Entonces, ambos se encuentran ante la gran oportunidad de hacer, vía pura imaginación, Un brindis al amor (Minnelli, 1953) mientras están Cantando bajo la lluvia (Donen y Kelly, 1952), con la protección de Los paraguas de Cherburgo (Demy, 1964), pero terminan por preferir el cielo despejado lleno de estrellas con la ciudad a sus pies y el infaltable farol de la calle para iluminar hasta la oscuridad de la casa, justo para que, a pesar de sus diferencias, tengan la gran oportunidad de edificar un Amor sin barreras (Robbins y Wise, 1961) que se expanda A través del universo (Taymor, 2007).

La vuelta a la normalidad de los personajes, después de participar en alguna de las secuencias de ese mundo paralelo donde la cotidianidad se vuelve coreografía, pone una vez más las cosas en su sitio, más en la medianía rutinaria que en los extremos.

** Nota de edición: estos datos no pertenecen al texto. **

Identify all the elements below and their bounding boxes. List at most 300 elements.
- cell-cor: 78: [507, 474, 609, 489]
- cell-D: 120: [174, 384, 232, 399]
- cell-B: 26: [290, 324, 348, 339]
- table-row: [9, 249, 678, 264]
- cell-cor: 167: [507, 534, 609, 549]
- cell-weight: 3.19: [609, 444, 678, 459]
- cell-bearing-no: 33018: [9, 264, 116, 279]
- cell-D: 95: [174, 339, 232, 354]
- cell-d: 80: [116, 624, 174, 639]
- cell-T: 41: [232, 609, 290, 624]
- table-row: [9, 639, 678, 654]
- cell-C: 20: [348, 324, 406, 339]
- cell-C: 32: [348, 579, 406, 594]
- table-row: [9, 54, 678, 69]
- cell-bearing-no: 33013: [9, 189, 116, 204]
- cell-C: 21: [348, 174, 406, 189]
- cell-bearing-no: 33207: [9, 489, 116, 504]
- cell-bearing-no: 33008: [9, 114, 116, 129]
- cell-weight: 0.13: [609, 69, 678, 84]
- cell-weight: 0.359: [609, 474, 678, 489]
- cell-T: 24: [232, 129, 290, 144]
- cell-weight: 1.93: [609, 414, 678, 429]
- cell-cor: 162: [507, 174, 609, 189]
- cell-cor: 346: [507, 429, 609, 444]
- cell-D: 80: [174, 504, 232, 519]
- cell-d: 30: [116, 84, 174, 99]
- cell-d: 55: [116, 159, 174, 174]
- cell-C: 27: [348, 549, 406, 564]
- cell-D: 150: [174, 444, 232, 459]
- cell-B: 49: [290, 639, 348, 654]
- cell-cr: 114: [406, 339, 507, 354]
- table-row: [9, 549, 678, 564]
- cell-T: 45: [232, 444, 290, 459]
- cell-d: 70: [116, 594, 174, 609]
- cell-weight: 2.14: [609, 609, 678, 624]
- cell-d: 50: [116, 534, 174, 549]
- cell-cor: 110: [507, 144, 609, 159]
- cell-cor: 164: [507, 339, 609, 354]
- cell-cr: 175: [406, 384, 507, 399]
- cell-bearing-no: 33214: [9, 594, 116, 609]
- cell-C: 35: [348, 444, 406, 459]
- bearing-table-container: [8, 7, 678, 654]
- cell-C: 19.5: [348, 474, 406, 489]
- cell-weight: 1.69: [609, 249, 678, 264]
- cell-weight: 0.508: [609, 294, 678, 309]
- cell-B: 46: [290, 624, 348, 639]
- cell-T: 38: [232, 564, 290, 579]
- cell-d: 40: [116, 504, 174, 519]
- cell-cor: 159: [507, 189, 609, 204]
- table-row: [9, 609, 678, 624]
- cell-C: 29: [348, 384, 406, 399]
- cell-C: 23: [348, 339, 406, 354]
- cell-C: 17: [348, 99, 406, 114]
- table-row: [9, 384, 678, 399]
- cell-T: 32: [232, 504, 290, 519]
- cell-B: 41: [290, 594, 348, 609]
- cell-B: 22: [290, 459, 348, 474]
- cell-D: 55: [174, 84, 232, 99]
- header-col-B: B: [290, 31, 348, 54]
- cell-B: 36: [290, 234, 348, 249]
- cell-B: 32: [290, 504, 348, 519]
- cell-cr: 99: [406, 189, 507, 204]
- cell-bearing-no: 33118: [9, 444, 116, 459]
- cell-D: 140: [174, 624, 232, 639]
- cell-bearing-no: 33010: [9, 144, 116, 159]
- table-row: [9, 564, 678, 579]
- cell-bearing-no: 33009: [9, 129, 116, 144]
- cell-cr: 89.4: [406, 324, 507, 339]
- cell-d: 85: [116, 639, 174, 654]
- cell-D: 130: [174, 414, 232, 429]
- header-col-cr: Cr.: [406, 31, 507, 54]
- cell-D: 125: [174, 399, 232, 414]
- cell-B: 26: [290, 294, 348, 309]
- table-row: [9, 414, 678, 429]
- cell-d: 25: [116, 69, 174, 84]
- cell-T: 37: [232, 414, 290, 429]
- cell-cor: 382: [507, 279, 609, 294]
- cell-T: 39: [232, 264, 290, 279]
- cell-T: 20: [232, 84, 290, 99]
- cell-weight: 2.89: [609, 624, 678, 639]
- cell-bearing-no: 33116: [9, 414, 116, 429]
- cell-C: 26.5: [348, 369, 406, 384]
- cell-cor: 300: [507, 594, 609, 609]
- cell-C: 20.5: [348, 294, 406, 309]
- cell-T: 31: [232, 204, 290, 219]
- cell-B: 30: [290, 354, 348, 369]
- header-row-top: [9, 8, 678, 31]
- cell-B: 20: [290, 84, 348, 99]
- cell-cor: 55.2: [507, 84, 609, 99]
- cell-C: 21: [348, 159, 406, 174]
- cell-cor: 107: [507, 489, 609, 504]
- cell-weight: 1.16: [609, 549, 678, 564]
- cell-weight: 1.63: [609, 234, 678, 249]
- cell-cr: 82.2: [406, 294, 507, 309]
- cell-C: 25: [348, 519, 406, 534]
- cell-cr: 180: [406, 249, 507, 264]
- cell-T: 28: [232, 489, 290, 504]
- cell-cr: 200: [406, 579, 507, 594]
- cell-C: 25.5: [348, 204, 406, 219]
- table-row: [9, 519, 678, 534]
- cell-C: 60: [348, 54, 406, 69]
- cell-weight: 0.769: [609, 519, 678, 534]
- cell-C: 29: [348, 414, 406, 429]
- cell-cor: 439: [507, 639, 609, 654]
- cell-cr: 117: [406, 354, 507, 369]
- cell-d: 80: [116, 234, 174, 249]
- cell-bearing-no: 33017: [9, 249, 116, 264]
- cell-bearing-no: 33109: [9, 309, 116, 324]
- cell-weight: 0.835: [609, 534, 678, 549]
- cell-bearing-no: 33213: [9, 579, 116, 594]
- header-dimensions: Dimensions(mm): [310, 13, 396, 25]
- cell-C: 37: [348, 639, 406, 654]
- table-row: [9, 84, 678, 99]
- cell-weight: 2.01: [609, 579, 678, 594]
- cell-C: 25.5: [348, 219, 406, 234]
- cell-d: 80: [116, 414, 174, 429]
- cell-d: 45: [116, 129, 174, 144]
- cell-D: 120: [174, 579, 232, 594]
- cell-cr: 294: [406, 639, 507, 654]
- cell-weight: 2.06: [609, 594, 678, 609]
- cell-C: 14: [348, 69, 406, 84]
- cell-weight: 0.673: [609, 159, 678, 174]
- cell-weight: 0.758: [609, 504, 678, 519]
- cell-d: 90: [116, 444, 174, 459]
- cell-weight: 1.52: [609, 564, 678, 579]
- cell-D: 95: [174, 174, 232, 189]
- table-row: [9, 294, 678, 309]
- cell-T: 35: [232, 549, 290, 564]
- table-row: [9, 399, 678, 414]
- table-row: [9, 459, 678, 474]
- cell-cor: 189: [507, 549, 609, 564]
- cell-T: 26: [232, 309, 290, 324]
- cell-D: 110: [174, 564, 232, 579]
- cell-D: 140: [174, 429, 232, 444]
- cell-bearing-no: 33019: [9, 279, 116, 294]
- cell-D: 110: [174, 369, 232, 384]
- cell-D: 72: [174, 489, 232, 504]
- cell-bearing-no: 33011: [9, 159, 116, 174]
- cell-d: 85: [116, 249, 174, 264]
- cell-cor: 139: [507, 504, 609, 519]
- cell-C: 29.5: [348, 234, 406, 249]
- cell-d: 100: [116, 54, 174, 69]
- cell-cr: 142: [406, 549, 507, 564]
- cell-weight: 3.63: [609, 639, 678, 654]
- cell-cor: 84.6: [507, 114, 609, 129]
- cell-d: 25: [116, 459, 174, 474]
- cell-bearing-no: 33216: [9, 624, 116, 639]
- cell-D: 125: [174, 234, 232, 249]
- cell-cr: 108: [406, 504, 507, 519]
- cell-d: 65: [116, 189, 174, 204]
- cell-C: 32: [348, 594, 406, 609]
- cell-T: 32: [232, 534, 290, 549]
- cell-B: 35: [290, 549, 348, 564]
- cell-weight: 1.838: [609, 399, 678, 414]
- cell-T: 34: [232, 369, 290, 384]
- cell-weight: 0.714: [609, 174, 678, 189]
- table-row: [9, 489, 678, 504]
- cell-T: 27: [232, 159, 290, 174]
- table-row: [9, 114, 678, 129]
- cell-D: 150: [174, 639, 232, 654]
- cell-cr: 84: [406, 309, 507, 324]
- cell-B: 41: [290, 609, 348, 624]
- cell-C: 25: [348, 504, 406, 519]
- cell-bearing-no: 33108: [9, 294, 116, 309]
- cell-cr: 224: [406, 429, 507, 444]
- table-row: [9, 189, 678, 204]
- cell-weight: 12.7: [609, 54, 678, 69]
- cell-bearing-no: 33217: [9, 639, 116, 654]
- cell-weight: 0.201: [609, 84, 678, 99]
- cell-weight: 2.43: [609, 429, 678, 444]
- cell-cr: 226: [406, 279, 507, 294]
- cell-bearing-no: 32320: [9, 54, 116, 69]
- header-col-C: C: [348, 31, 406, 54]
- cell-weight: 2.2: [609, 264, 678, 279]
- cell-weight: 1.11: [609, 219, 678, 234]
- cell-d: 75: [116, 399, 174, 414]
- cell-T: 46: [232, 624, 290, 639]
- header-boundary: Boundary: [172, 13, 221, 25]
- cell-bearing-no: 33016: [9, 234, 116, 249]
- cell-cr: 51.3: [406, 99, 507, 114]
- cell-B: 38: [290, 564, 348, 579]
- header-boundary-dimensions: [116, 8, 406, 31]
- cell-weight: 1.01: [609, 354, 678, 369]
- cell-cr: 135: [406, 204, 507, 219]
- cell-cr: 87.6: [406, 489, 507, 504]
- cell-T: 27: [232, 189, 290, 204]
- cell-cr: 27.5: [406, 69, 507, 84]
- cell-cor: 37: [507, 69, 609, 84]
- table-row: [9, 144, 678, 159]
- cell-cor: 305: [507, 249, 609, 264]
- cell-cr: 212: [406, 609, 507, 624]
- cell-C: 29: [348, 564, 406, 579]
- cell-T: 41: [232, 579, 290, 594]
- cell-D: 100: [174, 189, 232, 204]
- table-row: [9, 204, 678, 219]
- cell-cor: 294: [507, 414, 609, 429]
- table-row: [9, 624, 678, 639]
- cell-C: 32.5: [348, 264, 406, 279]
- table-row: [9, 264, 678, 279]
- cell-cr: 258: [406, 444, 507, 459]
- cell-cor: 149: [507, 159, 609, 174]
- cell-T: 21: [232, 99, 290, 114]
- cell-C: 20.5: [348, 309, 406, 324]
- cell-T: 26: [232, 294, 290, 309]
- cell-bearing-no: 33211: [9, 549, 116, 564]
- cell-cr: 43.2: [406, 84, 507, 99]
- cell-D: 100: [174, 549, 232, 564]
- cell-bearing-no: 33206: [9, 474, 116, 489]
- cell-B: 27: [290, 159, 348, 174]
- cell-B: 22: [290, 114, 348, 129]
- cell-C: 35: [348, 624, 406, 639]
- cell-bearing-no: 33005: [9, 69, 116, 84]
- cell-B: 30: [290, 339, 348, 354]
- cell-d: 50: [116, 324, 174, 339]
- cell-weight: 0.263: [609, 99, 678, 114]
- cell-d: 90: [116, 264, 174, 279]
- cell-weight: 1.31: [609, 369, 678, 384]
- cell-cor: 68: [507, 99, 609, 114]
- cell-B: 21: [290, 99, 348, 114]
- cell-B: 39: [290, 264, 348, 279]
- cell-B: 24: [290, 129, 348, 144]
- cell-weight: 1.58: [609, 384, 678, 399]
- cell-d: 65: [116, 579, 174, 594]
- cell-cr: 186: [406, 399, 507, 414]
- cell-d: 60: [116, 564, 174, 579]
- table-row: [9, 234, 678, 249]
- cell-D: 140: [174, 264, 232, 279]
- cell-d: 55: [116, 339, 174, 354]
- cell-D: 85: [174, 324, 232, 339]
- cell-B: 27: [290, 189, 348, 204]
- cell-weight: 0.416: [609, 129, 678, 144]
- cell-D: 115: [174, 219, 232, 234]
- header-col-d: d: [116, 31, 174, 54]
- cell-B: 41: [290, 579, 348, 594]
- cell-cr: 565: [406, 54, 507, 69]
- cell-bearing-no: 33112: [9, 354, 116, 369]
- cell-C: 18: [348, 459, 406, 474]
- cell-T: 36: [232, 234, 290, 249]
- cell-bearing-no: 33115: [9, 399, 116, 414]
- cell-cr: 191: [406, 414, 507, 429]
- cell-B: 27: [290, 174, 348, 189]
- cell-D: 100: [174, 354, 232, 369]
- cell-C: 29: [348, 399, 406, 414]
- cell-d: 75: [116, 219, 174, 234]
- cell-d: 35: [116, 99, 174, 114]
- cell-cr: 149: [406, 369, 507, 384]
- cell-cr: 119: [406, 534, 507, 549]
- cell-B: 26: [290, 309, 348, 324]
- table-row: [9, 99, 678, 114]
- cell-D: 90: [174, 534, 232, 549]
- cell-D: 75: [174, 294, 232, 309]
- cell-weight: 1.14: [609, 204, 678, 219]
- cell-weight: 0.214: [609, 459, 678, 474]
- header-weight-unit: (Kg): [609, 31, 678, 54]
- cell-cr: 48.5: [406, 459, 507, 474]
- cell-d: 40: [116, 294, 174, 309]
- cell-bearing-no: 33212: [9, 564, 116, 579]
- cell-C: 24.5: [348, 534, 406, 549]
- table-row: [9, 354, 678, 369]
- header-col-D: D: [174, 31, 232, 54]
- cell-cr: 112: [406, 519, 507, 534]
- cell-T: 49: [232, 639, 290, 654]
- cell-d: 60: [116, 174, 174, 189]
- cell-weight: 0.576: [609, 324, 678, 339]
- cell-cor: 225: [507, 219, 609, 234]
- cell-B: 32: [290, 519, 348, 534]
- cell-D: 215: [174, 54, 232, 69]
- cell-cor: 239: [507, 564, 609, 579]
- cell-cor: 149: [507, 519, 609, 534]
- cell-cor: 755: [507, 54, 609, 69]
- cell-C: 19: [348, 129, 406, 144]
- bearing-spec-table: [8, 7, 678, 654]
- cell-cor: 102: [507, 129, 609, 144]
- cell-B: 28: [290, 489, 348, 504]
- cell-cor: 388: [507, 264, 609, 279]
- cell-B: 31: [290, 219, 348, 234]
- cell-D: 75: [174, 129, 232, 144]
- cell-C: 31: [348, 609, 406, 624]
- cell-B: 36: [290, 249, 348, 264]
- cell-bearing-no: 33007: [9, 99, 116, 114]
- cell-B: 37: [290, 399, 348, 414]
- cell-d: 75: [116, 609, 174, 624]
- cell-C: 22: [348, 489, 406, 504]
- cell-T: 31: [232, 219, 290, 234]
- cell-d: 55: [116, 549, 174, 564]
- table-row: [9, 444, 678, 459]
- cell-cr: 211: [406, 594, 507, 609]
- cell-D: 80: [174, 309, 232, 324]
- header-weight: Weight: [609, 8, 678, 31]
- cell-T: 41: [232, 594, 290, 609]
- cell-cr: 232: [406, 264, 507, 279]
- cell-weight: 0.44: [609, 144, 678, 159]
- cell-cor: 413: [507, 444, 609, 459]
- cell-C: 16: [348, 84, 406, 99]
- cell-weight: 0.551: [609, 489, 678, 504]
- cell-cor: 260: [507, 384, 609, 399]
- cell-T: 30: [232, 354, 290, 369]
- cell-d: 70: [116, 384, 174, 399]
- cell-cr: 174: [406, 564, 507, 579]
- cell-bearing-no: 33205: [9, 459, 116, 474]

En este caso, atender la cafetería del estudio cinematográfico con clientes reacios al gluten, ir a audiciones interrumpidas por naderías, convertirse en el Piano Man de la clásica de Billy Joel (en lugar del nuevo Bill Evans), hacer covers de A-ha y A Flock of Seagulls disfrazado de falso bombero en alguna fiesta insulsa, o entrar a una banda con la que no se comparte del todo la estética sonora.

A partir de coreografías sencillas y lucidoras para la pareja principal, sin pretender alcanzar los niveles de baile de Fred Astaire y Ginger Rogers sobre todo en Swingtime (Stevens, 1936), y de canciones de reconocimiento inmediato, cortesía de Justin Hurwitz, que abren la puerta para momentos de humor, festejo y añoranza, la puesta en escena apuesta por el clasicismo y una intencional disposición de elementos y colores, bien capturados por una cámara que sabe cuándo elevarse, acercarse o desplazarse para provocar el efecto deseado, en todo momento reforzado por el preciso uso de la iluminación.

La edición contribuye al desarrollo ágil de este romance aspiracional, siempre creíble por el indudable carisma de los intérpretes, de química probada desde anteriores filmes, y de las breves apariciones de los secundarios, en tanto las transformaciones de escenas y la magia de las secuencias en las que nos extraviamos en épocas pasadas y presentes, donde la gravedad deja de ser ley, se integran al tono retro de un relato que encuentra su punto culminante en el notable desenlace, cual emotivo canto de lo que pudo ser.

La La Land se convierte en un clásico instantáneo del género.